I read back on my last post about running and can safely say I have FAILED that goal! Don’t think I even went for 1 run since writing it. I suck.
In December I did start doing a different exercise program though. It was called Blogilates/ POP Pilates by a woman named Cassey Ho. She has created a bunch of freely available YouTube videos in which she does certain pilates moves and routines and then has created different calenders based around these videos so you can follow a specific program. I started doing the ‘Beginners Calender’ and got about 3 weeks into before the Christmas/ New Year period and fell off the wagon. However in the time that I was doing those videos every day I felt great! The moves focused on different body parts and I found them to be challenging. I think I started to see some abs coming through too…

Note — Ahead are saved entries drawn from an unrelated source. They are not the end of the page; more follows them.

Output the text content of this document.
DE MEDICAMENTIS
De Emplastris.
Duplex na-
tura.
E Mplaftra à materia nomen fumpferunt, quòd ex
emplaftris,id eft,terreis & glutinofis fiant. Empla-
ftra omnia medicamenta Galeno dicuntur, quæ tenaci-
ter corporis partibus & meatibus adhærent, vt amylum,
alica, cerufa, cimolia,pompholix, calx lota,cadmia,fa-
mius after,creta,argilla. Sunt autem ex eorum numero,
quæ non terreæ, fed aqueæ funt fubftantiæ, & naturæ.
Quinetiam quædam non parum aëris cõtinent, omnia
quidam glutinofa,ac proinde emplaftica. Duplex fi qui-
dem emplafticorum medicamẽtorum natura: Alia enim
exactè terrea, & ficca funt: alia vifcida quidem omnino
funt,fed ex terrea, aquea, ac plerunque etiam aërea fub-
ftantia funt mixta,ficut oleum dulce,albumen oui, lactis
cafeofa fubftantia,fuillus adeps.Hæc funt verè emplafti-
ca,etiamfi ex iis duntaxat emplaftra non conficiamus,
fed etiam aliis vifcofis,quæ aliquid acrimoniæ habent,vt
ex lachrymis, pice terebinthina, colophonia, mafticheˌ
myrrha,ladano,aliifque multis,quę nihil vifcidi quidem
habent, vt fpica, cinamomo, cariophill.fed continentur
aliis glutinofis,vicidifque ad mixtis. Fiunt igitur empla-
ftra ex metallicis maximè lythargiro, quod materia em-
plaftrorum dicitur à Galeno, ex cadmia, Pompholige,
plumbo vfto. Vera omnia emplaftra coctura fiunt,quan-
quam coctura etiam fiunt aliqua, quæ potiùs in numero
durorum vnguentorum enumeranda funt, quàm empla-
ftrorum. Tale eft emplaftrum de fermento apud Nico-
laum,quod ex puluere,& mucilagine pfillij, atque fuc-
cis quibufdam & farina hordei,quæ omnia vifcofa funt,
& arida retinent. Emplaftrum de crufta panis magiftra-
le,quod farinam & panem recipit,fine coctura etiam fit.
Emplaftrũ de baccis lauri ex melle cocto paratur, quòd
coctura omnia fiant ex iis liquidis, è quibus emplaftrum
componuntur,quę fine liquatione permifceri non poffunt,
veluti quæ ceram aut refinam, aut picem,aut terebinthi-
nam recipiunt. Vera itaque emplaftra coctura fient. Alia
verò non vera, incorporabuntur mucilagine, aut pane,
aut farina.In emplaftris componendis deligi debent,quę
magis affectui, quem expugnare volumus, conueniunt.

Anyway, in the time between me stopping doing the POP Pilates work outs and now, I have discovered a woman named Kayla Itsines and her 12 week ‘Bikini Body Challenge’. It sounds a bit gimmicky and lame but I am a total sucker so have decided to undertake the challenge. This one comes in the form of an e-book which is available for purchase from Kayla’s website but I am sure there are other ways to obtain it without the cost…
The idea of the 12 week Bikini Body Challenge is that for the duration of the program you do 3 strength training exercises (of about half an hour each) and 3 light intensity cardio sessions weekly with stretching throughout. The results that Kayla promises are that by the end of the program you will have prominent, rock hard abs and perfectly toned thighs and butt. Of course you have to ensure that what you eat is healthy and conducive to building muscle, which is equally as important (if not more) as the work outs too. The before and after photos that are on display on Kayla’s website and Instagram are pretty incredible and really serving as a huge motivation to me. I am on the second week of the challenge and today I completed the cardio & legs work out. Last week every single part of my body hurt for days and days so hopefully the exercises are working…
I think the main things I need to focus on with this challenge are:
1) eating more food – especially more protein
I normally don’t eat all that much food every day however I do have pig outs of junk food fairly regularly. I don’t really feel hungry that much so when I snack it’s generally because I’m bored. I want to focus on eating more good, nutritious food every day, especially protein since I want to build muscle. Hopefully as I exercise more my appetite will increase too.
2) making sure I don’t get bored/ distracted/ fall off the wagon at some point during the program
This is definitely a huge danger for me, as demonstrated through my history of running and my short stint of POP Pilates. I really, really want to succeed with this so I have to ensure I remain disciplined and find time every day to do the required work outs. They are bloody hard but I enjoy the feeling of success afterwards.
Is there anyone else starting out with the Bikini Body Challenge at the moment? Would love to have a read of your blog and bitch about how much the workouts hurt together!